Just like squats may be your go-to leg exercise, curls probably dominate your arm workouts. But after repeating the same style of curls week after week, you're likely to see your gains start to plateau. And you'll definitely get bored.
Spice up your usual curls with a few variations that guarantee extra burn. New York-based physical therapist and strength coach Sam Becourtney, DPT, CSCS, suggests you incorporate these six biceps curl variations to bust out of your rut.
1. Hammer Curl
- Stand with feet hip-width apart, core braced.
- Hold a dumbbell in each hand at your sides, holding the weights with a neutral grip, palms facing your body.
- Keeping your elbows pinned to your sides, curl the weights up to shoulder height.
- Then, slowly lower the weights back down with control.
2. Reverse Grip Curl
- Stand with feet hip-width apart and brace your core.
- With your arms at your sides, hold a pair of dumbbells in a reverse grip, palms facing behind you.
- Keeping your elbows pinned to your sides and shoulders back, curl the weights up toward your shoulders.
- Lower the weights back down to the starting position with control.
“Do not let the weight control you, you control the weight," Becourtney says. When lowering the weights with the reverse grip, people tend to let the weight control their wrists, causing the joint to bend uncomfortably. Keep good form and go down in weight if needed.
3. Zottman Curl
- Start standing with your feet hip-width apart, shoulders back and core braced.
- Hold a pair of dumbbells at your sides in a supinated grip, palms facing forward.
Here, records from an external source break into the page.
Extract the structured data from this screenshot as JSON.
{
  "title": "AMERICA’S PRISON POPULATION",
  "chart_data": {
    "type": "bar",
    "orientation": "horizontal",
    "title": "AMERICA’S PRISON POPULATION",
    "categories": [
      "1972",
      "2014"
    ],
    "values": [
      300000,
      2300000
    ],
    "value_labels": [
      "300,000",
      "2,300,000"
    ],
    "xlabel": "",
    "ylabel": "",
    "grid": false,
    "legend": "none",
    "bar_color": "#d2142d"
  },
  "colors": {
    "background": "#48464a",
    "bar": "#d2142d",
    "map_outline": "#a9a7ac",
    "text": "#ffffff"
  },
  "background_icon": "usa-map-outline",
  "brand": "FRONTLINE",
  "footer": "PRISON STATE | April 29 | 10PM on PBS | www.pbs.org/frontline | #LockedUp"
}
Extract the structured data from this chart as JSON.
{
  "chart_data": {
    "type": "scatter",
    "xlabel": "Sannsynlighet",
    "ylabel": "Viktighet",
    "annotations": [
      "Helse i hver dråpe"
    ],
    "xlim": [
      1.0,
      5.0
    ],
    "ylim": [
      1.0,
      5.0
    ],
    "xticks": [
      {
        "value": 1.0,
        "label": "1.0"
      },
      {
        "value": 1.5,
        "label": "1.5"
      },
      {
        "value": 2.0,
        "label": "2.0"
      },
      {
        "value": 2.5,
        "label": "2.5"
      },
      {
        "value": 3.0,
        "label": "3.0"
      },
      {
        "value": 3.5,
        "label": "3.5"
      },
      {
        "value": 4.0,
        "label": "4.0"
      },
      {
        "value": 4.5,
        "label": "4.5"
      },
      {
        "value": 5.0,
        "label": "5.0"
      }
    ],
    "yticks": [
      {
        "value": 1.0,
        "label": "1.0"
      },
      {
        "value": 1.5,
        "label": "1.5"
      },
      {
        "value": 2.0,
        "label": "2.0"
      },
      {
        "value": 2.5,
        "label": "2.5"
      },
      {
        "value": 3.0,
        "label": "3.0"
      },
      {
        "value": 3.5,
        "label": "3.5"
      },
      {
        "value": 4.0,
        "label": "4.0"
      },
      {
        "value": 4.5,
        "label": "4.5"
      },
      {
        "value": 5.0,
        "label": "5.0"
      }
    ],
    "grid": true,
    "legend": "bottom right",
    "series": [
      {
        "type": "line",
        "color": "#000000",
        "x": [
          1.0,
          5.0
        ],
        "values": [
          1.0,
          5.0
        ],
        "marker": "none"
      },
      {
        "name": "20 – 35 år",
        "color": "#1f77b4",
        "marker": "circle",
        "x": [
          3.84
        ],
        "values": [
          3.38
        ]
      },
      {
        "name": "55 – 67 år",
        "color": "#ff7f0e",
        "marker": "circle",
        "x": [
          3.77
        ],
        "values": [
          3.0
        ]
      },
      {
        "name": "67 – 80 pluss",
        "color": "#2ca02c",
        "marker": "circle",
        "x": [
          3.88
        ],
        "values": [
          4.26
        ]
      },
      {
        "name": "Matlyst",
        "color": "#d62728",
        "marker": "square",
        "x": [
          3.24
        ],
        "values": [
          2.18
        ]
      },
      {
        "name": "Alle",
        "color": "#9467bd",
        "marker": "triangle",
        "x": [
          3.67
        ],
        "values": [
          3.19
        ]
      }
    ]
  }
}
- Curl the weights up to your shoulders, keeping your elbows close to your sides.
- Once the weights reach your shoulders, twist the dumbbell to a reverse grip, palms facing away from your body.
- Lower the weight with control.
- Then, flip the grip forward and go into the next rep.
4. Banded Tempo Curl
- Anchor one end of a long-loop resistance band around your feet and hold the other end with both hands, shoulders back and down.
- Keeping your elbows close to your sides, curl the band up to your shoulders.
- Pause here for a moment, squeezing your biceps.
- Then, lower the weights for a 4-second count, returning to the starting position.
Count aloud as you lower the weight to ensure you're keeping the tempo slow, Becourtney says.
5. Concentration Curl
- Sit on a chair or bench, holding a dumbbell in your right hand, resting between your legs.
- Place the back of your right upper arm against the inside of your right thigh.
- With the palm facing up, curl the weight to your shoulder.
- Keeping your arm pressing against your thigh, lower the weight back down slowly with control.
- After you complete your repetitions, repeat on the other arm.
6. 3-Part Curl (aka 21s)
- Stand with feet hip-width apart, arms at your sides, holding a pair of dumbbells.
- Keeping your elbows pinned to your sides throughout the exercise, curl the weight up to about 90 degrees, weight in line with the elbow.
- Lower the weight back down to the starting position. Perform 7 reps curling up just to 90 degrees.
- On the last rep, keep the elbows locked and weight raised, in line with the elbow. This is your new starting position.
- From here, curl the weight up to your shoulder.
- Lower back down with control to 90 degrees. Perform 7 reps here.
- On the last rep, lower the weight all the way down to your sides.
- From here, perform 7 reps of full biceps curls, bringing the weight all the way up to your shoulder and back down to your sides.
By the end of this exercise, you'll have completed 21 reps total. This exercise makes a great burnout or finisher, Becourtney says.